I made no delay in posting at once, in company with my wife and my
friend Briggs, to my native village. Judge of my horror and
surprise when my late adopted father came out of his shop to
welcome me.
"Then you are not dead!" I gasped.
"No, my dear boy."
"And this letter?"
My father--as I must still call him--glanced on the paper, and
pronounced it a forgery. Briggs roared with laughter. I turned to
him and demanded an explanation.
"Why, don't you see, Greeny, it's all a joke,--a midshipman's
joke!"
"But--" I asked.
"Don't be a fool. You've got a good wife,--be satisfied."
I turned to Clara, and was satisfied. Although Mrs. Maitland never
forgave me, the jolly old Governor laughed heartily over the joke,
and so well used his influence that I soon became, dear reader,
Admiral Breezy, K. C. B.
JOHN JENKINS;
OR,
THE SMOKER REFORMED.
BY T. S. A--TH--R.
CHAPTER I.
One cigar a day!" said Judge Boompointer.

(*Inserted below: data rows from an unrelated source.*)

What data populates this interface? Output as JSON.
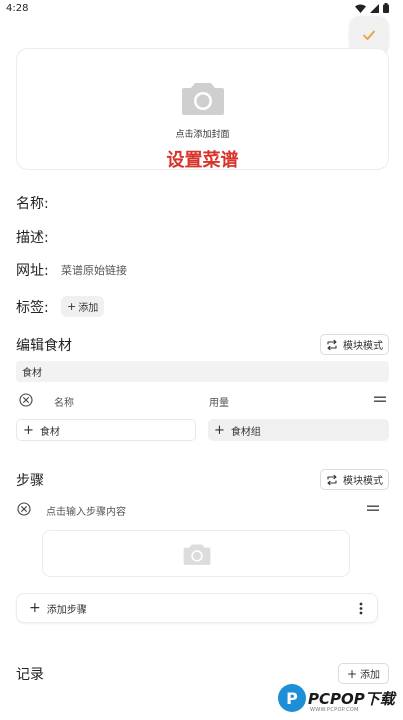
{
  "status": {
    "time": "4:28"
  },
  "cover": {
    "hint": "点击添加封面",
    "title": "设置菜谱"
  },
  "fields": {
    "name_label": "名称:",
    "desc_label": "描述:",
    "url_label": "网址:",
    "url_placeholder": "菜谱原始链接",
    "tags_label": "标签:",
    "tags_add": "添加"
  },
  "ingredients": {
    "title": "编辑食材",
    "mode_label": "模块模式",
    "group_name": "食材",
    "name_placeholder": "名称",
    "amount_placeholder": "用量",
    "add_ingredient": "食材",
    "add_group": "食材组"
  },
  "steps": {
    "title": "步骤",
    "mode_label": "模块模式",
    "step_placeholder": "点击输入步骤内容",
    "add_step": "添加步骤"
  },
  "records": {
    "title": "记录",
    "add_label": "添加"
  },
  "watermark": {
    "logo_letter": "P",
    "brand": "PCPOP下载",
    "sub": "WWW.PCPOP.COM"
  },
  "colors": {
    "accent_orange": "#e8a23a",
    "title_red": "#d9342b",
    "icon_gray": "#c8c8c8"
  }
}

One cigar a day!" repeated John Jenkins, as with trepidation he
dropped his half-consumed cigar under his work-bench.
"One cigar a day is three cents a day," remarked Judge Boompointer,
gravely; "and do you know, sir, what one cigar a day, or three
cents a day, amounts to in the course of four years?"
John Jenkins, in his boyhood, had attended the village school, and
possessed considerable arithmetical ability.